"Oh yes, never was a better light for the business," said the vender, and he leaned forward, his eyes fixed sharply on the spot exposed between the widow's bony fingers. For a moment he said nothing. The woman's yellow breast lay flat and motionless. She scarcely breathed; her features were fixed by grim, fearful expectancy. He looked away from her, and then stooped to his pack to get a larger bottle. "I'm glad I happened to strike you just when I did, madam," he said. "Thar ain't no mistaking the charactericstics of a cancer when it's in its first stages. That's certainly what you've got, but I'm telling you God's holy truth when I say that by regular application and rubbing this stuff in for a month, night and morning, that thing will melt away like mist before a hot sun."

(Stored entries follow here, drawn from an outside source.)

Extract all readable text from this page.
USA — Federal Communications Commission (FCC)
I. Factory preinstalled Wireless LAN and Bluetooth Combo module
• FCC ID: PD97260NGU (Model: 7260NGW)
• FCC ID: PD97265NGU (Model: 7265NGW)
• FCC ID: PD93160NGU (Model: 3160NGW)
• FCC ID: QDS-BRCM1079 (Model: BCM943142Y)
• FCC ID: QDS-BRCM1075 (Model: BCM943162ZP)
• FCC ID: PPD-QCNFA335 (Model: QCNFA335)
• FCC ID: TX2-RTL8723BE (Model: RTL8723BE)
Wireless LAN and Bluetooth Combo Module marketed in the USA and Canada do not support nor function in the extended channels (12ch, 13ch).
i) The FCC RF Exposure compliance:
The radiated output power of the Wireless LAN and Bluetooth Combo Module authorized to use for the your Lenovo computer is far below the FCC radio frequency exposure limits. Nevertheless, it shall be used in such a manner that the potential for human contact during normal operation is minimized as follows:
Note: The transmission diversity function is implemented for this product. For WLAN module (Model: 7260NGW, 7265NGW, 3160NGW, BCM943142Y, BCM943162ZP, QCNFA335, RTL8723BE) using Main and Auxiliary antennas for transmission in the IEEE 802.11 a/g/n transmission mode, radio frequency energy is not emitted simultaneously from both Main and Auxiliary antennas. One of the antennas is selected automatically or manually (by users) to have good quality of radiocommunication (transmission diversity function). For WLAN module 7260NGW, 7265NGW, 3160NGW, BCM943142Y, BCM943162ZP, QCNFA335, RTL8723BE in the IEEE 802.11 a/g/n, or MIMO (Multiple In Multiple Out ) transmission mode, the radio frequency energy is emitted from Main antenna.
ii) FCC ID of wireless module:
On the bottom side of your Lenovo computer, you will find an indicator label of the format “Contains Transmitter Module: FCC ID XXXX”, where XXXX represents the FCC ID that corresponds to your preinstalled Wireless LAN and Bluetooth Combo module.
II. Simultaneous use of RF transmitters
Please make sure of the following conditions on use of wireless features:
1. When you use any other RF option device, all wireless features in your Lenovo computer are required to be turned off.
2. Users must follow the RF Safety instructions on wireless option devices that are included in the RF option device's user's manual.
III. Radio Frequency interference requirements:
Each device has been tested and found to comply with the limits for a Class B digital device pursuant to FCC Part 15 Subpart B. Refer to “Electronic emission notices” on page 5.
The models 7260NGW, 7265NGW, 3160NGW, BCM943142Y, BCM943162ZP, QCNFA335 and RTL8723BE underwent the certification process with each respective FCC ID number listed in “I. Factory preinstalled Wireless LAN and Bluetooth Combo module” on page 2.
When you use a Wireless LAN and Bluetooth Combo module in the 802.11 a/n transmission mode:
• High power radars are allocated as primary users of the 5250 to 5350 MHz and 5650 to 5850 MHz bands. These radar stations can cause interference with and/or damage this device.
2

"So it really is one!" Jane breathed, despondently.
"Yes, it's a little baby one, madam, but this will nip it in the bud and save your life. It will take the dollar size, but you know it's worth it."

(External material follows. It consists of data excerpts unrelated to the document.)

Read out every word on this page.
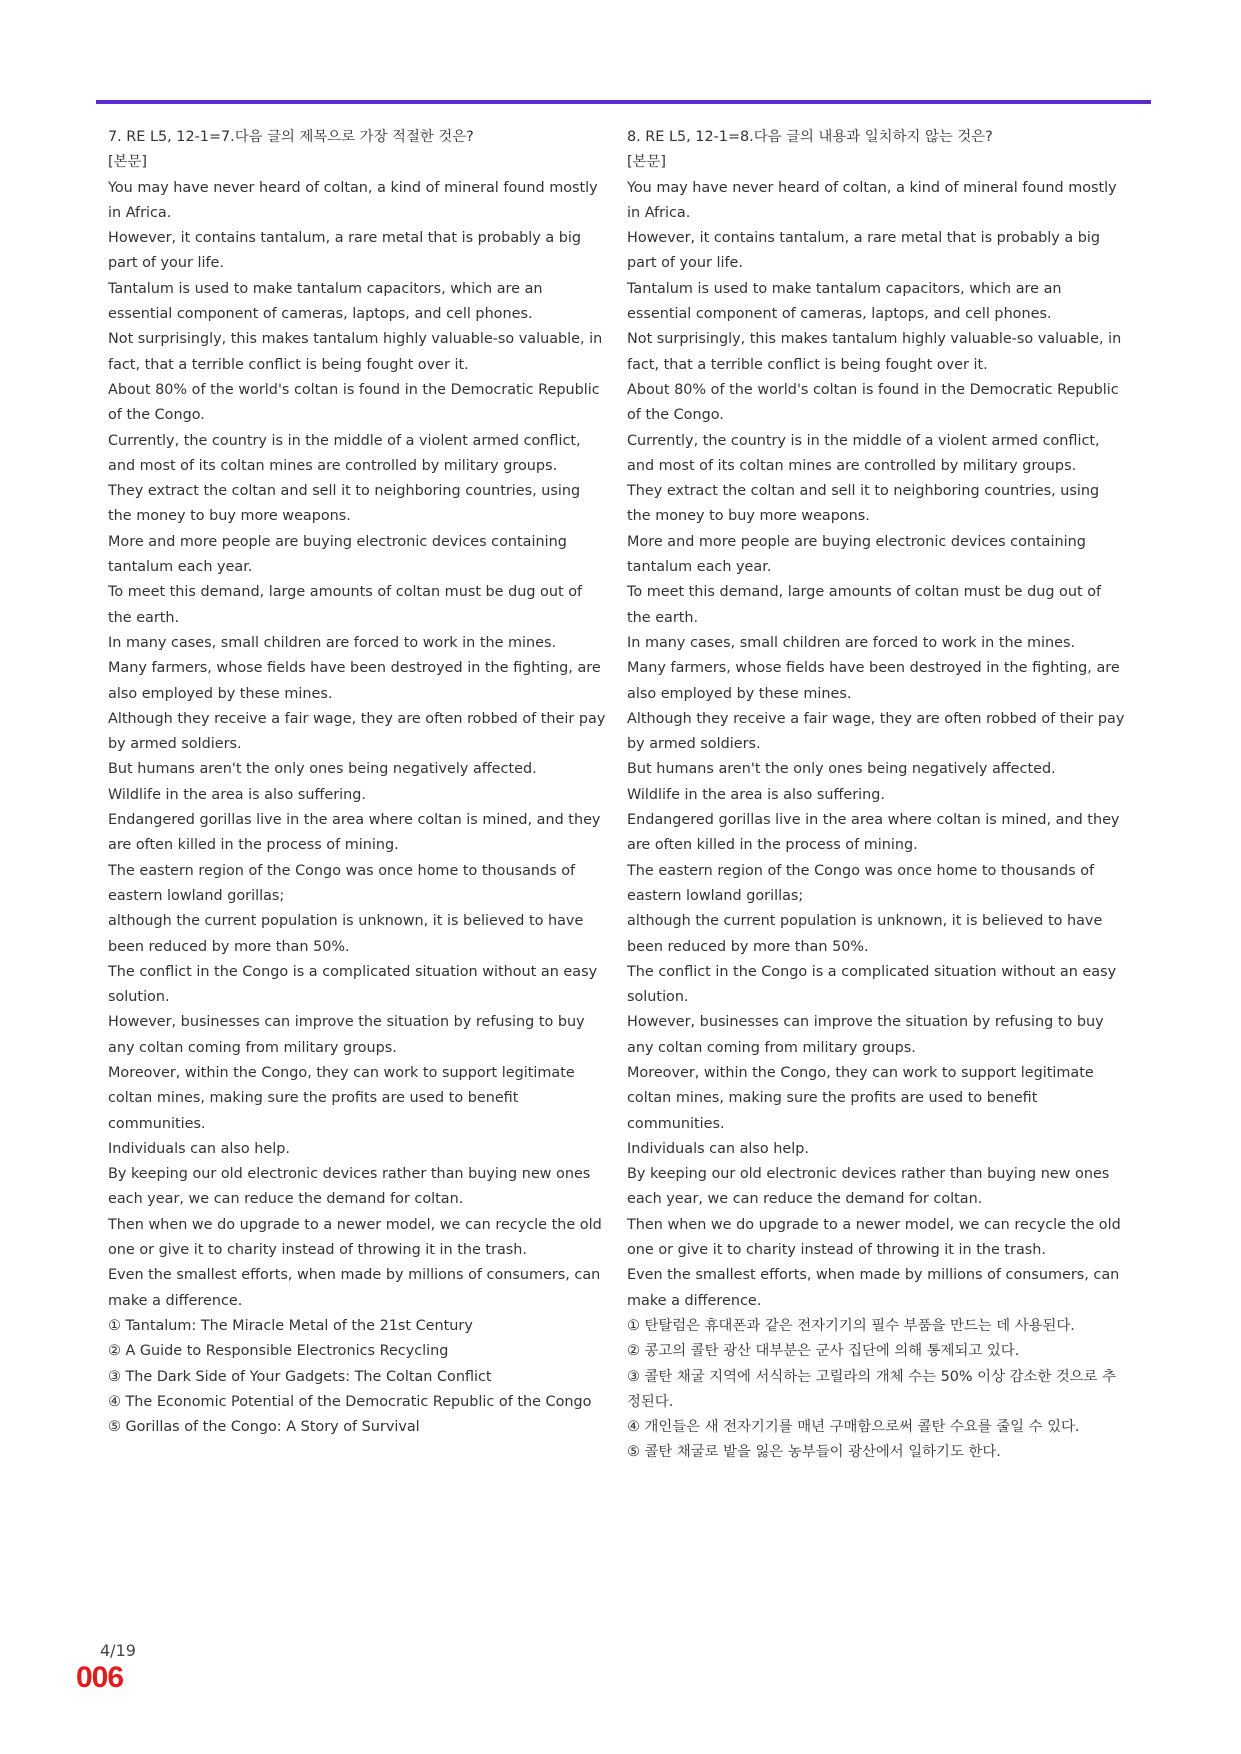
7. RE L5, 12-1=7.다음 글의 제목으로 가장 적절한 것은?

[본문]

You may have never heard of coltan, a kind of mineral found mostly in Africa.

However, it contains tantalum, a rare metal that is probably a big part of your life.

Tantalum is used to make tantalum capacitors, which are an essential component of cameras, laptops, and cell phones.

Not surprisingly, this makes tantalum highly valuable-so valuable, in fact, that a terrible conflict is being fought over it.

About 80% of the world's coltan is found in the Democratic Republic of the Congo.

Currently, the country is in the middle of a violent armed conflict, and most of its coltan mines are controlled by military groups.

They extract the coltan and sell it to neighboring countries, using the money to buy more weapons.

More and more people are buying electronic devices containing tantalum each year.

To meet this demand, large amounts of coltan must be dug out of the earth.

In many cases, small children are forced to work in the mines.

Many farmers, whose fields have been destroyed in the fighting, are also employed by these mines.

Although they receive a fair wage, they are often robbed of their pay by armed soldiers.

But humans aren't the only ones being negatively affected.

Wildlife in the area is also suffering.

Endangered gorillas live in the area where coltan is mined, and they are often killed in the process of mining.

The eastern region of the Congo was once home to thousands of eastern lowland gorillas;

although the current population is unknown, it is believed to have been reduced by more than 50%.

The conflict in the Congo is a complicated situation without an easy solution.

However, businesses can improve the situation by refusing to buy any coltan coming from military groups.

Moreover, within the Congo, they can work to support legitimate coltan mines, making sure the profits are used to benefit communities.

Individuals can also help.

By keeping our old electronic devices rather than buying new ones each year, we can reduce the demand for coltan.

Then when we do upgrade to a newer model, we can recycle the old one or give it to charity instead of throwing it in the trash.

Even the smallest efforts, when made by millions of consumers, can make a difference.

① Tantalum: The Miracle Metal of the 21st Century

② A Guide to Responsible Electronics Recycling

③ The Dark Side of Your Gadgets: The Coltan Conflict

④ The Economic Potential of the Democratic Republic of the Congo

⑤ Gorillas of the Congo: A Story of Survival

8. RE L5, 12-1=8.다음 글의 내용과 일치하지 않는 것은?

[본문]

You may have never heard of coltan, a kind of mineral found mostly in Africa.

However, it contains tantalum, a rare metal that is probably a big part of your life.

Tantalum is used to make tantalum capacitors, which are an essential component of cameras, laptops, and cell phones.

Not surprisingly, this makes tantalum highly valuable-so valuable, in fact, that a terrible conflict is being fought over it.

About 80% of the world's coltan is found in the Democratic Republic of the Congo.

Currently, the country is in the middle of a violent armed conflict, and most of its coltan mines are controlled by military groups.

They extract the coltan and sell it to neighboring countries, using the money to buy more weapons.

More and more people are buying electronic devices containing tantalum each year.

To meet this demand, large amounts of coltan must be dug out of the earth.

In many cases, small children are forced to work in the mines.

Many farmers, whose fields have been destroyed in the fighting, are also employed by these mines.

Although they receive a fair wage, they are often robbed of their pay by armed soldiers.

But humans aren't the only ones being negatively affected.

Wildlife in the area is also suffering.

Endangered gorillas live in the area where coltan is mined, and they are often killed in the process of mining.

The eastern region of the Congo was once home to thousands of eastern lowland gorillas;

although the current population is unknown, it is believed to have been reduced by more than 50%.

The conflict in the Congo is a complicated situation without an easy solution.

However, businesses can improve the situation by refusing to buy any coltan coming from military groups.

Moreover, within the Congo, they can work to support legitimate coltan mines, making sure the profits are used to benefit communities.

Individuals can also help.

By keeping our old electronic devices rather than buying new ones each year, we can reduce the demand for coltan.

Then when we do upgrade to a newer model, we can recycle the old one or give it to charity instead of throwing it in the trash.

Even the smallest efforts, when made by millions of consumers, can make a difference.

① 탄탈럼은 휴대폰과 같은 전자기기의 필수 부품을 만드는 데 사용된다.

② 콩고의 콜탄 광산 대부분은 군사 집단에 의해 통제되고 있다.

③ 콜탄 채굴 지역에 서식하는 고릴라의 개체 수는 50% 이상 감소한 것으로 추정된다.

④ 개인들은 새 전자기기를 매년 구매함으로써 콜탄 수요를 줄일 수 있다.

⑤ 콜탄 채굴로 밭을 잃은 농부들이 광산에서 일하기도 한다.

4/19
006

"Oh yes, I'll take it," Jane panted. "Put it there in the fence-corner among the weeds, and I'll come out to-night and get it."
"All right," and the flask tinkled against a stone as it slid into its snug hiding-place among the Jamestown weeds nestling close to the rotting rails.
"Here's your money. I reckon we'd better not stand here." And Jane gave it to him with quivering fingers. He folded the bill carefully, thrust it into a greasy wallet, and stooped to close his bag and throw the strap over his shoulder.
"Now I'm going on to the next house," he said. "They tell me a curious sort of human specimen lives over thar—old Ann Boyd. Do you know, madam, I heard of that woman's tantrums at Springtown night before last, and at Barley yesterday. Looks like you folks hain't got much else to do but poke at her like a turtle on its back. Well, she must be a character! I made up my mind I'd take a peep at 'er. You know a travelling physician like I am can get at folks that sort o' hide from the general run."
Jane Hemingway's heart sank. Why had it not occurred to her that he might go on to Ann Boyd's and actually reveal her affliction? Such men had no honor or professional reputation to defend. Suddenly she was chilled from head to foot by the thought that the peddler might even boast of her patronage to secure that of her neighbor—that was quite the method of all such persons. It was on her tongue actually to ask him not to go to Ann Boyd's house at all, but her better judgment told her that such a request would unduly rouse the man's curiosity, so she offered a feeble compromise.
"Look here," she said, "I want it understood between us that—that you are to tell nobody about me—about my trouble. That woman over there is at outs with all her neighbors, and—and she'd only be glad to—"
Jane saw her error too late. It appeared to her now in the bland twinkle of amused curiosity in the stranger's face.